Tensorflow – Decoder for Machine Translation

Question:

I am going through Tensorflow’s tutorial on Neural Machine Translation using Attention mechanism.

It has the following code for the Decoder :

class Decoder(tf.keras.Model):
  def __init__(self, vocab_size, embedding_dim, dec_units, batch_sz):
    super(Decoder, self).__init__()
    self.batch_sz = batch_sz
    self.dec_units = dec_units
    self.embedding = tf.keras.layers.Embedding(vocab_size, embedding_dim)
    self.gru = tf.keras.layers.GRU(self.dec_units,
                                   return_sequences=True,
                                   return_state=True,
                                   recurrent_initializer='glorot_uniform')
    self.fc = tf.keras.layers.Dense(vocab_size)

    # used for attention
    self.attention = BahdanauAttention(self.dec_units)

  def call(self, x, hidden, enc_output):
    # enc_output shape == (batch_size, max_length, hidden_size)
    context_vector, attention_weights = self.attention(hidden, enc_output)

    # x shape after passing through embedding == (batch_size, 1, embedding_dim)
    x = self.embedding(x)

    # x shape after concatenation == (batch_size, 1, embedding_dim + hidden_size)
    x = tf.concat([tf.expand_dims(context_vector, 1), x], axis=-1)

    # passing the concatenated vector to the GRU
    output, state = self.gru(x)

    # output shape == (batch_size * 1, hidden_size)
    output = tf.reshape(output, (-1, output.shape[2]))

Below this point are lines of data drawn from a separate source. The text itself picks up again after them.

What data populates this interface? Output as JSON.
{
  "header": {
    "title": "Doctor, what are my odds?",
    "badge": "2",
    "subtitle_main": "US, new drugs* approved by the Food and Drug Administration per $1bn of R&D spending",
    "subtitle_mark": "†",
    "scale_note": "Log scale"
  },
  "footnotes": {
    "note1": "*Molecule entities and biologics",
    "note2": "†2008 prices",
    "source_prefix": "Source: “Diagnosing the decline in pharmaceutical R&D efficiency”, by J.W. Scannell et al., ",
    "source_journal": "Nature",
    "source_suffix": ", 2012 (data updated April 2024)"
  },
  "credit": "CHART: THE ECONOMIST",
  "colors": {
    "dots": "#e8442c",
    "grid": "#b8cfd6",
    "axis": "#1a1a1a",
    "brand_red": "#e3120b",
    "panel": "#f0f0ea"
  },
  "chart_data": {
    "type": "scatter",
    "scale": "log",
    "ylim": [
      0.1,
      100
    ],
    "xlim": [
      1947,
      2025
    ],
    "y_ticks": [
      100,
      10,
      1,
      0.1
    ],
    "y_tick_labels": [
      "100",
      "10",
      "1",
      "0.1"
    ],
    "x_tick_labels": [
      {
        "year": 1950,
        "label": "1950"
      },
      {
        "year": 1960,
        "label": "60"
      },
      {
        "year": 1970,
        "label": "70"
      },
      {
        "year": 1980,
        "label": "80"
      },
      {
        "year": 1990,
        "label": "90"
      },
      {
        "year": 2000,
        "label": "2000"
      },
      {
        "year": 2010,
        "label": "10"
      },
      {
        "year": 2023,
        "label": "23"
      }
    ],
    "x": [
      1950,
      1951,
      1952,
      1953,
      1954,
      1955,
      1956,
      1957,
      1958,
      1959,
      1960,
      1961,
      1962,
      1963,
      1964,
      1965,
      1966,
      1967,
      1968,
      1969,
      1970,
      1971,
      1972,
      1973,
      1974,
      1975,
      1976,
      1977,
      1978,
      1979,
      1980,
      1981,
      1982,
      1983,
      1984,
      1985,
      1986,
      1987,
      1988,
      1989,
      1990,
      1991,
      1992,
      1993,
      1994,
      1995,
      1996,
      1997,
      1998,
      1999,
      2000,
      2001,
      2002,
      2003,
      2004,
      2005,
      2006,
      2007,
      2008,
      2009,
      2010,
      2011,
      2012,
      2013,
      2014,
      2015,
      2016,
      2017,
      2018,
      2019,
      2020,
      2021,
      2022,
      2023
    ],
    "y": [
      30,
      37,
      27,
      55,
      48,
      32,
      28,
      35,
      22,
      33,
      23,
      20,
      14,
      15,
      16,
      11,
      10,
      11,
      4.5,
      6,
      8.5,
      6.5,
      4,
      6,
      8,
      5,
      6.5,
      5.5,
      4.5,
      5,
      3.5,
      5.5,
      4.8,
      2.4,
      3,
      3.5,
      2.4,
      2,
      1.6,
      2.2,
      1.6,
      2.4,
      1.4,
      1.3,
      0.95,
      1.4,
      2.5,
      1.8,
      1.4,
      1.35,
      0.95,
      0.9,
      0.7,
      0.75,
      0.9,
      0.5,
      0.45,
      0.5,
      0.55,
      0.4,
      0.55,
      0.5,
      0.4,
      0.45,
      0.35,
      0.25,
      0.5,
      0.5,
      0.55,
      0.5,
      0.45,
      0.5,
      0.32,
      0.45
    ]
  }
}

    # output shape == (batch_size, vocab)
    x = self.fc(output)

    return x, state, attention_weights

What I don’t understand here is that, the GRU cell of the decoder is not connected to the encoder by initializing it with the last hidden state of the encoder.

output, state = self.gru(x)  

# Why is it not initialized with the hidden state of the encoder ? 

As per my understanding, there is a connection between the encoder and decoder, only when the decoder is initialized with the "Thought vector" or the last hidden state of the encoder.

Why is that missing in Tensorflow’s official tutorial ? Is it a bug ? Or am I missing something here ?

Could someone help me understand ?

Asked By: AnonymousMe

||

Answers:

This is very well summarized by this detailed NMT guide, which compares the classic seq2seq NMT against the encoder-decoder attention-based NMT architectures.

Vanilla seq2seq: The decoder also needs to have access to the source information, and one simple way to achieve that is to initialize it with the last hidden state of the encoder, encoder_state.

Attention-based encoder-decoder: Remember that in the vanilla seq2seq model, we pass the last source state from the encoder to the decoder when starting the decoding process. This works well for short and medium-length sentences; however, for long sentences, the single fixed-size hidden state becomes an information bottleneck. Instead of discarding all of the hidden states computed in the source RNN, the attention mechanism provides an approach that allows the decoder to peek at them (treating them as a dynamic memory of the source information). By doing so, the attention mechanism improves the translation of longer sentences.

In both cases, you can use teacher forcing to better train the model.

TLDR; the attention mechanism is what helps the decoder "peak" into the encoder instead of you explicitly passing what the encoder is doing to the decoder.

Answered By: Akshay Sehgal